Time to Rethink Antitrust Exemptions for Big Sports, Inc.

The NFL’s building at 345 Park Avenue, New York.
NCAA’s corporate headquarters, 700 W Washington St, Indianapolis, IN.

We are on the cusp of permitting them to impose a permanent disfigurement of organized athletics. The entrance of the highly contentious ideology of transgenderism is about to destroy girls’ sports. Big Sports, Inc., won’t allow dissent. If you’re a believer in transgenderism, the full monopoly power of the organization will indulge your beliefs. If not, and you and your daughter aren’t warm to the idea of “gender identity” being used to hand trophies to people who weren’t born female, tough luck.
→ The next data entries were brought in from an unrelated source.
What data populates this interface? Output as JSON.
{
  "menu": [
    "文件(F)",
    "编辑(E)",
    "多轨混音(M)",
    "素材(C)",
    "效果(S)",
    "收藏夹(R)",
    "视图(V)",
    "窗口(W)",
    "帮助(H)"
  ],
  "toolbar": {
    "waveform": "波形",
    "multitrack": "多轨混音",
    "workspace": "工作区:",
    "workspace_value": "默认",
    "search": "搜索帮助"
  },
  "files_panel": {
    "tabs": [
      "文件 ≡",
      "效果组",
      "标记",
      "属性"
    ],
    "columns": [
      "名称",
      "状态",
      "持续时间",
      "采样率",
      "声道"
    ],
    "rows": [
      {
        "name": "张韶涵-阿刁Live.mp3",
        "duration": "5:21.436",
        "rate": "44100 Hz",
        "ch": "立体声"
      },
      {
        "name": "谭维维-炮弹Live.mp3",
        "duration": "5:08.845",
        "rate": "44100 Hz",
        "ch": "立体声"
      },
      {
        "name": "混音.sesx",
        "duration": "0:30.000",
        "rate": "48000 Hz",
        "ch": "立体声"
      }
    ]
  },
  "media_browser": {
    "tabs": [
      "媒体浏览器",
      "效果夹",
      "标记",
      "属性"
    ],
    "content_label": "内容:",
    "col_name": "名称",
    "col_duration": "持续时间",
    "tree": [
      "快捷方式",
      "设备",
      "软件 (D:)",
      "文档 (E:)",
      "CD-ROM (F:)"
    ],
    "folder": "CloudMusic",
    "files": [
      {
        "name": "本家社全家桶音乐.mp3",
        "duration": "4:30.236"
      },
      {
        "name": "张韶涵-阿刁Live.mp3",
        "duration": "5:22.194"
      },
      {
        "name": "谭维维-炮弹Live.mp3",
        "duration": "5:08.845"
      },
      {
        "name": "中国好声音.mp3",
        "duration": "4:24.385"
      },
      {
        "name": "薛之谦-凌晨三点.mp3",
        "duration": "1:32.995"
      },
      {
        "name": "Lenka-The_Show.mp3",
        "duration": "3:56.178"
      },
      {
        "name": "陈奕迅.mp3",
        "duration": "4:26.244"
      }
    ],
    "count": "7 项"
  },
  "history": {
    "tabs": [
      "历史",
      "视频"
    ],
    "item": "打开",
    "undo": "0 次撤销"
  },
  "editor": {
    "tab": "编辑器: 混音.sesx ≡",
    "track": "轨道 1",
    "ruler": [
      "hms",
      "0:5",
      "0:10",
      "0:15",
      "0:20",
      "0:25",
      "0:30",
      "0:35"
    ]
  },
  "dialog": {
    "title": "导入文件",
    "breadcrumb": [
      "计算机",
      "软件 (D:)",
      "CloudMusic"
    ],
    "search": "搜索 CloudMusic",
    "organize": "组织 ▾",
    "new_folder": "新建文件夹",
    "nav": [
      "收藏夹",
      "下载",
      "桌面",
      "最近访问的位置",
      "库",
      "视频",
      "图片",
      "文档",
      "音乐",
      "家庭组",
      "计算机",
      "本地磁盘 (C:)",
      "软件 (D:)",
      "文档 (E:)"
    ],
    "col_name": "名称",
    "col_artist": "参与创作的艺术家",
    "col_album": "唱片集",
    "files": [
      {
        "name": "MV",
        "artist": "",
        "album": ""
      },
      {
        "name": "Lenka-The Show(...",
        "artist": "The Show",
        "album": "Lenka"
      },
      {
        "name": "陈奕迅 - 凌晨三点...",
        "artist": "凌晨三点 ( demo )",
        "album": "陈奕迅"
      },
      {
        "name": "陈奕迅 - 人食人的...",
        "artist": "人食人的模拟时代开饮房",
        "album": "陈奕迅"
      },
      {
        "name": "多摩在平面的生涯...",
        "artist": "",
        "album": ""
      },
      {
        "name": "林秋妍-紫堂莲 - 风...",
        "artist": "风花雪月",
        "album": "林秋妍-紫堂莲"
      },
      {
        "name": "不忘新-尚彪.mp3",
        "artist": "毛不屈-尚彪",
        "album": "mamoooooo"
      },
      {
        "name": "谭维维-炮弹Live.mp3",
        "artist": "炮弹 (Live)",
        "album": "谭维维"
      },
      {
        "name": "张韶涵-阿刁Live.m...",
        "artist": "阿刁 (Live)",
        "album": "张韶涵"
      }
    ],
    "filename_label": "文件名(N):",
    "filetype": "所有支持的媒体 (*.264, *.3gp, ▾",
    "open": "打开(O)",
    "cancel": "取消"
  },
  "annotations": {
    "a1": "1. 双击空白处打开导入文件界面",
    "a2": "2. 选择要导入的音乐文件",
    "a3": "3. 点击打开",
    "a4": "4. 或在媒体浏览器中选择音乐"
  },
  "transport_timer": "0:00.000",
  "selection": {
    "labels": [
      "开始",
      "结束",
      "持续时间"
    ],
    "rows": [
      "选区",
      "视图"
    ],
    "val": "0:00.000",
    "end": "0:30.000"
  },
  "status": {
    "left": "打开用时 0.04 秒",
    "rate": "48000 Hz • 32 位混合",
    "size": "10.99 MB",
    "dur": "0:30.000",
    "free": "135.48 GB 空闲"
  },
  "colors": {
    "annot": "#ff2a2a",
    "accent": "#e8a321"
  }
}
Terry Miller of Bloomfield, Conn., wins the 200 meter dash with a time of 24.47 in the CIAC State Championship Track and Field Meet in New Britain, Conn., during the 2019 outdoor track and field season. (Mark Mirko / Hartford Courant)

MLB, NBA, NFL, MLS, NCAA – Big Sports, Inc – are clear partisans in the turbulent debates of our time. They ought not be. They tip the scales in support of one side in these contests. This isn’t about the ethical ending of Jim Crow or giving women an equal place at the table of organized athletics. No, Big Sports’ special status as sanctioned monopolies gives them power to impose their favored side. For the sake of our civil order, they should be stopped and their special status revoked till their charters are reformed to prevent the harmful meddling.

They take one side on issues that should be left to the people in their debates and elections. Contradictory standards may result but that just means that Congress must step in and do its duty, not to allow others to usurp that responsibility.

Gov. Kristi Noem, South Dakota.

Gov. Kristie Noem of South Dakota was caught in the vice. She was intimidated from signing a bill to protect girls in girls’ sports. She’s right to see this as a political fight. I agree, and until a broad revolt gains steam, Congress should revoke and revamp Big Sports, Inc.’s permissive charters.

These are matters for the people’s elected representatives to decide and not the province of corporate administrative offices functioning as partisan zealots. The people are quite capable of settling these matters without threats for holding the “wrong” views from those of corporate desk-jockeys.